In the 1920s, as today, not all economic sectors enjoyed prosperity, says Robert R. Prechter, a Gainsville, Ga., market forecaster and another leading proponent of the view that the 1920s are repeating themselves. Agriculture, oil and other industries that had benefited from the rising inflation after World War I suffered from the declining inflation after 1920, Prechter notes. Similarly, agriculture and oil prospered in the post-Vietnam War inflation of the 1970s, but have suffered during the declining inflation of the 1980s.

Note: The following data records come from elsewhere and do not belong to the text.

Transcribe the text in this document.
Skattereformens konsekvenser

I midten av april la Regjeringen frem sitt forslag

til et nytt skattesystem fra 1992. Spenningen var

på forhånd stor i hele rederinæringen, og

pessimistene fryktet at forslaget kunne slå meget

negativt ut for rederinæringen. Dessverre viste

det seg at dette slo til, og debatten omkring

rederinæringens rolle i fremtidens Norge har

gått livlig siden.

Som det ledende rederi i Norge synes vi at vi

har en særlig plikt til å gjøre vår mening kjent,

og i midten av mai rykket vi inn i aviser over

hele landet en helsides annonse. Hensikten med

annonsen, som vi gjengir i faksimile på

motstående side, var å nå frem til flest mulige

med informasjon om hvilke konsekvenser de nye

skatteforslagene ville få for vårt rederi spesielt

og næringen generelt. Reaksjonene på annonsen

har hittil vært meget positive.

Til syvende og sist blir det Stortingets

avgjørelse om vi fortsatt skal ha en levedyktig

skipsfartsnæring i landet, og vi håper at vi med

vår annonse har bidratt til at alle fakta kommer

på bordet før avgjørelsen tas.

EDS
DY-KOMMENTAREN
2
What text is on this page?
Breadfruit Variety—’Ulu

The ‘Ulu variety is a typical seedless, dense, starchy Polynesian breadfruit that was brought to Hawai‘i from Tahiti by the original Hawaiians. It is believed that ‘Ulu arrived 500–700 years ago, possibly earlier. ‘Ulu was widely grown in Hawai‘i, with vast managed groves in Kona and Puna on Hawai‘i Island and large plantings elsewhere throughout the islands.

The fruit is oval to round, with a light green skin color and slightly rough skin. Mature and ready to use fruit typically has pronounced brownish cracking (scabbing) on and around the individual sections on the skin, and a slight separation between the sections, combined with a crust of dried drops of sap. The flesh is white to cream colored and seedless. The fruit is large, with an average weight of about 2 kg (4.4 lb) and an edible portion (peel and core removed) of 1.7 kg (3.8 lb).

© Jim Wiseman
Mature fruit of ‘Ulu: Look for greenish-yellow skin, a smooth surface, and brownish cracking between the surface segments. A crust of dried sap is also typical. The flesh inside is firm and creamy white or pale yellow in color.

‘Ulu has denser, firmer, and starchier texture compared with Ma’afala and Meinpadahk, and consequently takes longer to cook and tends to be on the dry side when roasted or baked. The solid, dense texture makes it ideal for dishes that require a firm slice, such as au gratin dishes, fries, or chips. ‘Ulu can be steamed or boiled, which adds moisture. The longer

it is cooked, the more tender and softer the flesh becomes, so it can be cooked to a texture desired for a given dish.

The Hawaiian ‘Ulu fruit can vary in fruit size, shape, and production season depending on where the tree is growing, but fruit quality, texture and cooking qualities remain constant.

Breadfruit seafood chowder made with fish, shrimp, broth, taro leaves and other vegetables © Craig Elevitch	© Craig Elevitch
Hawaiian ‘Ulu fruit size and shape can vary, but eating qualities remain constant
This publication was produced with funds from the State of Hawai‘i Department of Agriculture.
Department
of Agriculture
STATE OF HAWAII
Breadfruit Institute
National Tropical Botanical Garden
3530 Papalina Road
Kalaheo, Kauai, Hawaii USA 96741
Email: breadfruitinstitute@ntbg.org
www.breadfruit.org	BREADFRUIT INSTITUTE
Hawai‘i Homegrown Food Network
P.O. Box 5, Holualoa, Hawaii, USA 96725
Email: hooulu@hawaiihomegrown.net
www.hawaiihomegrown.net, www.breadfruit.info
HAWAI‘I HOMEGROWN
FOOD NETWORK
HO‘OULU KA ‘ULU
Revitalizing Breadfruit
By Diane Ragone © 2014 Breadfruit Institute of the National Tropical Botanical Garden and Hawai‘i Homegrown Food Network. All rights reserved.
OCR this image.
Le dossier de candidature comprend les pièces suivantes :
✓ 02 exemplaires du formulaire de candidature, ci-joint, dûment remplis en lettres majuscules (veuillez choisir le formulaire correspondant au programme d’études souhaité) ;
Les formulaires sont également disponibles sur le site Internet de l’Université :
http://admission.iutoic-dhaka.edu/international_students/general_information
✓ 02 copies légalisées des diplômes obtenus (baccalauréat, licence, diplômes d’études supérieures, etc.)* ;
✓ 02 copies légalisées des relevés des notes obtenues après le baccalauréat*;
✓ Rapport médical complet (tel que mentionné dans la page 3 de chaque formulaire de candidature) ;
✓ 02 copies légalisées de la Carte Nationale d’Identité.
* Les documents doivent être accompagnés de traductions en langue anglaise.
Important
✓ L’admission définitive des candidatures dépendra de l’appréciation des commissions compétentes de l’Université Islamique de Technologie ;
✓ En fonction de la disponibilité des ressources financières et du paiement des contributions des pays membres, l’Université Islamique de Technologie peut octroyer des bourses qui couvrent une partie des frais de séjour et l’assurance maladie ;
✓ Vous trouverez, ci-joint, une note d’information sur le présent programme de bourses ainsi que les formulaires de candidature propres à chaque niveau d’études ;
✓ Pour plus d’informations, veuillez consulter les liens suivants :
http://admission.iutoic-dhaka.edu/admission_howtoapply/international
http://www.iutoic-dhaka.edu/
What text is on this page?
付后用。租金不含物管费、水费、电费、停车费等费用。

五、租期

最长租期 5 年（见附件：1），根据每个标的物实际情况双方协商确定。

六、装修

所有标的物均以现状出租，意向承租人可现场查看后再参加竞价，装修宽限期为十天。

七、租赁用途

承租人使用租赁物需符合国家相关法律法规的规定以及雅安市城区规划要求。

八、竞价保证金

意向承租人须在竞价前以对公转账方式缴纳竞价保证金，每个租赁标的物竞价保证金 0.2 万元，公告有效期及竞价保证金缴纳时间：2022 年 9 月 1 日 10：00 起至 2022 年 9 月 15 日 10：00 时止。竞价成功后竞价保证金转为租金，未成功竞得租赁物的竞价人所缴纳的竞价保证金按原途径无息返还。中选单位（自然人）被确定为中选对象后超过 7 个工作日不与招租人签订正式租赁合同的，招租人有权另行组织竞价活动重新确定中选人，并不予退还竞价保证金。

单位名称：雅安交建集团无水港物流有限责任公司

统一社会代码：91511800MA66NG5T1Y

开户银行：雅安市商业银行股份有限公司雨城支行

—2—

The 1920s bull market also was characterized by brief, mild corrections, Prechter says. Likewise, the current bull has yet to suffer a correction of more than 10%.

Both periods also were characterized by bull markets worldwide. Indeed, many prognosticators contend that the booming Japanese stock market, with its wild speculation and lack of regulation, is the 1980s version of the 1920s U.S. market. Its decline could trigger a stock crash in other markets just as the American market’s decline in 1929 was in part responsible for a worldwide depression, economic consultant Shilling says.

One of the most striking similarities between today’s market and the 1920s bull market is the pattern of movements in the Dow index for the 20 or so years preceding them, money manager Fisher says. Between 1905 and 1924, the Dow average touched the then-magical 100-point level about six times but could never break free and clear until 1924, when it exploded, nearly quadrupling to 381.17 five years later.

Similarly, between 1965 and 1984, the market flirted with or topped the magical 1,000 level about five times but couldn’t break free until 1983, after which it soared to its current level near 2,700.

On that basis, the current bull market could attain levels of 3,500 or higher this year or next, some market forecasters say.